ComputationalComplexityCert
plain-language theorem explainer
ComputationalComplexityCert is a structure that records two numerical facts in the RS model of complexity: the finite type of complexity classes has cardinality exactly 5, and the DFT size over the eight-tick cycle equals 8. Researchers deriving P versus NP from recognition cost landscapes would cite this to anchor the class count to the spatial dimension D = 5. The declaration is a bare structure definition with no computational content or proof steps.

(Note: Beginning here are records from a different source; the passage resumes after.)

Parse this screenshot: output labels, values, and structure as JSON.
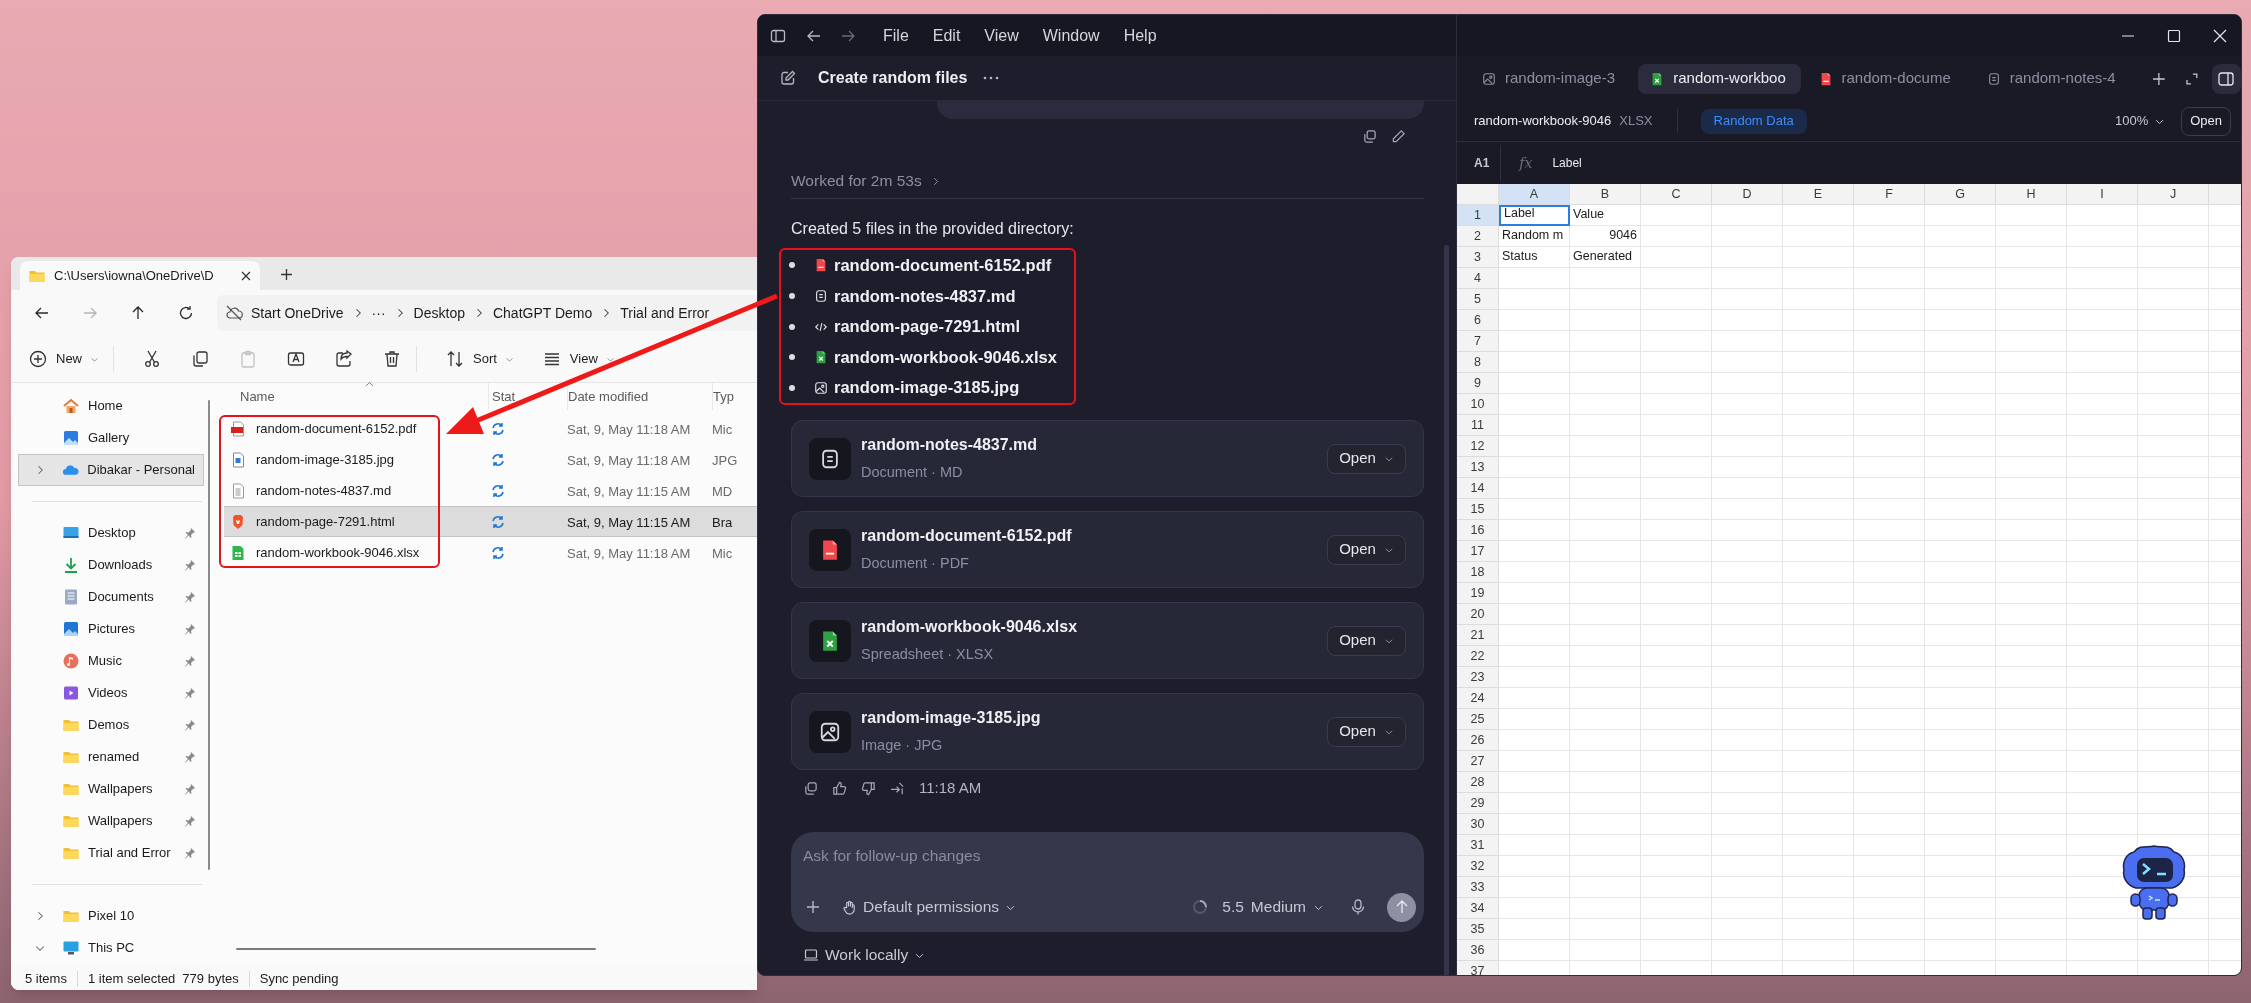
{
  "explorer": {
    "tab_title": "C:\\Users\\iowna\\OneDrive\\D",
    "nav": [
      {
        "kind": "back",
        "disabled": false
      },
      {
        "kind": "forward",
        "disabled": true
      },
      {
        "kind": "up",
        "disabled": false
      },
      {
        "kind": "refresh",
        "disabled": false
      }
    ],
    "breadcrumbs": [
      {
        "kind": "cloud",
        "label": "Start OneDrive"
      },
      {
        "kind": "plain",
        "label": "···"
      },
      {
        "kind": "plain",
        "label": "Desktop"
      },
      {
        "kind": "plain",
        "label": "ChatGPT Demo"
      },
      {
        "kind": "plain",
        "label": "Trial and Error"
      }
    ],
    "toolbar": [
      {
        "kind": "new",
        "label": "New",
        "disabled": false
      },
      {
        "kind": "cut",
        "disabled": false
      },
      {
        "kind": "copy",
        "disabled": false
      },
      {
        "kind": "paste",
        "disabled": true
      },
      {
        "kind": "rename",
        "disabled": false
      },
      {
        "kind": "share",
        "disabled": false
      },
      {
        "kind": "delete",
        "disabled": false
      },
      {
        "kind": "sort",
        "label": "Sort",
        "disabled": false
      },
      {
        "kind": "view",
        "label": "View",
        "disabled": false
      }
    ],
    "sidebar": {
      "sections": [
        {
          "items": [
            {
              "label": "Home",
              "kind": "home",
              "selected": false,
              "pinned": false
            },
            {
              "label": "Gallery",
              "kind": "gallery",
              "selected": false,
              "pinned": false
            },
            {
              "label": "Dibakar - Personal",
              "kind": "cloud",
              "selected": true,
              "pinned": false,
              "expanded": false
            }
          ]
        },
        {
          "items": [
            {
              "label": "Desktop",
              "kind": "desktop",
              "selected": false,
              "pinned": true
            },
            {
              "label": "Downloads",
              "kind": "downloads",
              "selected": false,
              "pinned": true
            },
            {
              "label": "Documents",
              "kind": "documents",
              "selected": false,
              "pinned": true
            },
            {
              "label": "Pictures",
              "kind": "pictures",
              "selected": false,
              "pinned": true
            },
            {
              "label": "Music",
              "kind": "music",
              "selected": false,
              "pinned": true
            },
            {
              "label": "Videos",
              "kind": "videos",
              "selected": false,
              "pinned": true
            },
            {
              "label": "Demos",
              "kind": "folder",
              "selected": false,
              "pinned": true
            },
            {
              "label": "renamed",
              "kind": "folder",
              "selected": false,
              "pinned": true
            },
            {
              "label": "Wallpapers",
              "kind": "folder",
              "selected": false,
              "pinned": true
            },
            {
              "label": "Wallpapers",
              "kind": "folder",
              "selected": false,
              "pinned": true
            },
            {
              "label": "Trial and Error",
              "kind": "folder",
              "selected": false,
              "pinned": true
            }
          ]
        },
        {
          "items": [
            {
              "label": "Pixel 10",
              "kind": "folder",
              "selected": false,
              "pinned": false,
              "expanded": false
            },
            {
              "label": "This PC",
              "kind": "pc",
              "selected": false,
              "pinned": false,
              "expanded": true
            }
          ]
        }
      ]
    },
    "columns": [
      "Name",
      "Stat",
      "Date modified",
      "Typ"
    ],
    "rows": [
      {
        "name": "random-document-6152.pdf",
        "kind": "pdf",
        "date": "Sat, 9, May 11:18 AM",
        "type": "Mic",
        "selected": false
      },
      {
        "name": "random-image-3185.jpg",
        "kind": "image",
        "date": "Sat, 9, May 11:18 AM",
        "type": "JPG",
        "selected": false
      },
      {
        "name": "random-notes-4837.md",
        "kind": "notes",
        "date": "Sat, 9, May 11:15 AM",
        "type": "MD",
        "selected": false
      },
      {
        "name": "random-page-7291.html",
        "kind": "html",
        "date": "Sat, 9, May 11:15 AM",
        "type": "Bra",
        "selected": true
      },
      {
        "name": "random-workbook-9046.xlsx",
        "kind": "xlsx",
        "date": "Sat, 9, May 11:18 AM",
        "type": "Mic",
        "selected": false
      }
    ],
    "status_bar": [
      [
        "5 items"
      ],
      [
        "1 item selected",
        "779 bytes"
      ],
      [
        "Sync pending"
      ]
    ]
  },
  "chat": {
    "menu": [
      "File",
      "Edit",
      "View",
      "Window",
      "Help"
    ],
    "title": "Create random files",
    "worked_for": "Worked for 2m 53s",
    "summary": "Created 5 files in the provided directory:",
    "created_files": [
      {
        "name": "random-document-6152.pdf",
        "kind": "pdf"
      },
      {
        "name": "random-notes-4837.md",
        "kind": "notes"
      },
      {
        "name": "random-page-7291.html",
        "kind": "html"
      },
      {
        "name": "random-workbook-9046.xlsx",
        "kind": "xlsx"
      },
      {
        "name": "random-image-3185.jpg",
        "kind": "image"
      }
    ],
    "attachments": [
      {
        "name": "random-notes-4837.md",
        "kind": "notes",
        "type": "Document · MD",
        "button": "Open"
      },
      {
        "name": "random-document-6152.pdf",
        "kind": "pdf",
        "type": "Document · PDF",
        "button": "Open"
      },
      {
        "name": "random-workbook-9046.xlsx",
        "kind": "xlsx",
        "type": "Spreadsheet · XLSX",
        "button": "Open"
      },
      {
        "name": "random-image-3185.jpg",
        "kind": "image",
        "type": "Image · JPG",
        "button": "Open"
      }
    ],
    "time": "11:18 AM",
    "composer": {
      "placeholder": "Ask for follow-up changes",
      "permissions": "Default permissions",
      "model_version": "5.5",
      "effort": "Medium"
    },
    "work_mode": "Work locally"
  },
  "preview": {
    "tabs": [
      {
        "label": "random-image-3",
        "kind": "image",
        "selected": false
      },
      {
        "label": "random-workboo",
        "kind": "xlsx",
        "selected": true
      },
      {
        "label": "random-docume",
        "kind": "pdf",
        "selected": false
      },
      {
        "label": "random-notes-4",
        "kind": "notes",
        "selected": false
      }
    ],
    "file_name": "random-workbook-9046",
    "file_ext": "XLSX",
    "sheet_tab": "Random Data",
    "zoom": "100%",
    "open_button": "Open",
    "formula_bar": {
      "cell": "A1",
      "function_symbol": "fx",
      "value": "Label"
    },
    "sheet": {
      "columns": [
        {
          "label": "A",
          "selected": true
        },
        {
          "label": "B",
          "selected": false
        },
        {
          "label": "C",
          "selected": false
        },
        {
          "label": "D",
          "selected": false
        },
        {
          "label": "E",
          "selected": false
        },
        {
          "label": "F",
          "selected": false
        },
        {
          "label": "G",
          "selected": false
        },
        {
          "label": "H",
          "selected": false
        },
        {
          "label": "I",
          "selected": false
        },
        {
          "label": "J",
          "selected": false
        }
      ],
      "rows": [
        {
          "label": "1",
          "selected": true,
          "cells": [
            {
              "text": "Label",
              "kind": "text",
              "selected": true
            },
            {
              "text": "Value",
              "kind": "text",
              "selected": false
            }
          ]
        },
        {
          "label": "2",
          "selected": false,
          "cells": [
            {
              "text": "Random m",
              "kind": "text",
              "selected": false
            },
            {
              "text": "9046",
              "kind": "number",
              "selected": false
            }
          ]
        },
        {
          "label": "3",
          "selected": false,
          "cells": [
            {
              "text": "Status",
              "kind": "text",
              "selected": false
            },
            {
              "text": "Generated",
              "kind": "text",
              "selected": false
            }
          ]
        },
        {
          "label": "4",
          "selected": false
        },
        {
          "label": "5",
          "selected": false
        },
        {
          "label": "6",
          "selected": false
        },
        {
          "label": "7",
          "selected": false
        },
        {
          "label": "8",
          "selected": false
        },
        {
          "label": "9",
          "selected": false
        },
        {
          "label": "10",
          "selected": false
        },
        {
          "label": "11",
          "selected": false
        },
        {
          "label": "12",
          "selected": false
        },
        {
          "label": "13",
          "selected": false
        },
        {
          "label": "14",
          "selected": false
        },
        {
          "label": "15",
          "selected": false
        },
        {
          "label": "16",
          "selected": false
        },
        {
          "label": "17",
          "selected": false
        },
        {
          "label": "18",
          "selected": false
        },
        {
          "label": "19",
          "selected": false
        },
        {
          "label": "20",
          "selected": false
        },
        {
          "label": "21",
          "selected": false
        },
        {
          "label": "22",
          "selected": false
        },
        {
          "label": "23",
          "selected": false
        },
        {
          "label": "24",
          "selected": false
        },
        {
          "label": "25",
          "selected": false
        },
        {
          "label": "26",
          "selected": false
        },
        {
          "label": "27",
          "selected": false
        },
        {
          "label": "28",
          "selected": false
        },
        {
          "label": "29",
          "selected": false
        },
        {
          "label": "30",
          "selected": false
        },
        {
          "label": "31",
          "selected": false
        },
        {
          "label": "32",
          "selected": false
        },
        {
          "label": "33",
          "selected": false
        },
        {
          "label": "34",
          "selected": false
        },
        {
          "label": "35",
          "selected": false
        },
        {
          "label": "36",
          "selected": false
        },
        {
          "label": "37",
          "selected": false
        }
      ]
    }
  }
}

Claim. Let $C$ be the finite type whose elements are the five classes $P$, $NP$, $coNP$, $PSPACE$, $EXP$. Then $|C| = 5$ and the size of the discrete Fourier transform on eight points equals $8$.
background
ComplexityClass is the inductive type with constructors p, np, coNP, pspace, exp, equipped with Fintype so that its cardinality is well-defined. The constant dft8Size is defined as $2^3$, reflecting the eight-tick octave in the RS forcing chain where the period is $2^D$ with $D = 3$. The module states that these five classes correspond to configDim $D = 5$ and that DFT computation over this size lies in P.
proof idea
This declaration is a structure definition. It simply declares two fields whose types are the propositions Fintype.card ComplexityClass = 5 and dft8Size = 8. No lemmas or tactics are invoked; the structure serves as a container for these facts.
why it matters
This structure supplies the concrete certificate used by computationalComplexityCert to witness the RS claim that exactly five complexity classes exist and that DFT-8 is polynomial-time. It directly supports the module's statement that |Z/8Z| = 8 = 2^D and ties the P vs NP distinction to the J-cost landscape having exponentially many zero basins. The declaration closes the numerical side of the complexity model before any deeper conjecture is addressed.